Now think about this: we unloaded the rows, changed them, sorted them (possibly), and then reloaded them. In effect, we did our own REORG. Although this is not always a feasible solution, it has many advantages when the conditions are right.

One of the other wonderful benefits of the LOAD utility is that it can act like INSERT but be smarter and more efficient. Both INSERT and LOAD (run with SHRLEVEL CHANGE to allow other users simultaneous access to the table) honor the desire to keep the table rows in a specified cluster order. However, the LOAD utility uses less CPU overhead than INSERT and does intelligent COMMITs with the least-possible contention with other table users.

Other benefits of utilities

Utilities provide creative solutions to many difficult problems. For example, tables can now be set up with an option called APPEND that causes INSERT to place rows at the end of the table, rather than attempt to keep them in cluster order. This is perfect for tables that have a large number of rows added followed by a “clean up the mess” REORG.
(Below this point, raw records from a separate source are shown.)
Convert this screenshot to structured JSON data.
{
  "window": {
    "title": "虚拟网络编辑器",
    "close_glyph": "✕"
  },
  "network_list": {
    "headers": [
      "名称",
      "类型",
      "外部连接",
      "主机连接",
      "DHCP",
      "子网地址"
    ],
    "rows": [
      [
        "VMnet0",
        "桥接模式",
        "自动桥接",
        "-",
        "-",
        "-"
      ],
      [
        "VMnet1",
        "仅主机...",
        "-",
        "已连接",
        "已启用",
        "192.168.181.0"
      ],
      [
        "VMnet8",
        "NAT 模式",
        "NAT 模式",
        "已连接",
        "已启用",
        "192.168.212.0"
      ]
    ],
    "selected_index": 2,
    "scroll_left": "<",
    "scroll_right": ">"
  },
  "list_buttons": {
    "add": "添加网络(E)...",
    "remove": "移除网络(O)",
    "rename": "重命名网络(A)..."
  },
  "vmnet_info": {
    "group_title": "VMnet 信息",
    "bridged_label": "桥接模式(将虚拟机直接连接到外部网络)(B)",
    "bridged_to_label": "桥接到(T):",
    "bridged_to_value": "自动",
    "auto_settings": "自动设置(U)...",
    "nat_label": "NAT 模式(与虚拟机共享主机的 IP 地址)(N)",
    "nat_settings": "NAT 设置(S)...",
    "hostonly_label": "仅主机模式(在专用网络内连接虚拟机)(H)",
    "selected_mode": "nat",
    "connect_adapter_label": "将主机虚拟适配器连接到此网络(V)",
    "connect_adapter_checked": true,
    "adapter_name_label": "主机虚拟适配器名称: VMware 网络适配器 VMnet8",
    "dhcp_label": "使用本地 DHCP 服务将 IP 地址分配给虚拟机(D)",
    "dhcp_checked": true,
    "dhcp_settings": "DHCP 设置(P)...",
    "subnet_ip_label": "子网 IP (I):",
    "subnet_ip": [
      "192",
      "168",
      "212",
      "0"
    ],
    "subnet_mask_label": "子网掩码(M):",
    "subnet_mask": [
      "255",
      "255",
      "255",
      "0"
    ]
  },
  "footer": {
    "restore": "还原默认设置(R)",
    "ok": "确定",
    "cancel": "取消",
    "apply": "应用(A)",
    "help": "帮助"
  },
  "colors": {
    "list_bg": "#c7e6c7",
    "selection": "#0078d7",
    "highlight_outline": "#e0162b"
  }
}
But we can also use this strategy to improve slow-running, contentious INSERT programs. You can enhance performance by altering the table to use this APPEND option. Putting the rows at the end of the table is far easier and less costly than attempting to honor your cluster order. CPU usage, GETPAGEs, and read I/Os will be reduced. At a later time, REORG can be used to put the rows back in cluster order.

REORG also helps us implement another performance feature of DB2. Variable character data is historically padded to its maximum length in an index. Today, indexes containing variable character column(s) can be altered so that those columns are no longer padded. Rather, the length of the columns in the index will match the column length in the table. To implement and reap the benefits of the option, the index must be rebuilt. Table-space REORGs rebuild the indexes associated with the table, thereby implementing the unpadding.

Utilities provide options

When examining existing maintenance programs or considering writing new maintenance programs, do stop and consider whether a utility might just take care of the problem. Treat utilities as an option whenever massive maintenance is needed. Think above and beyond the “write yet another maintenance program” solution.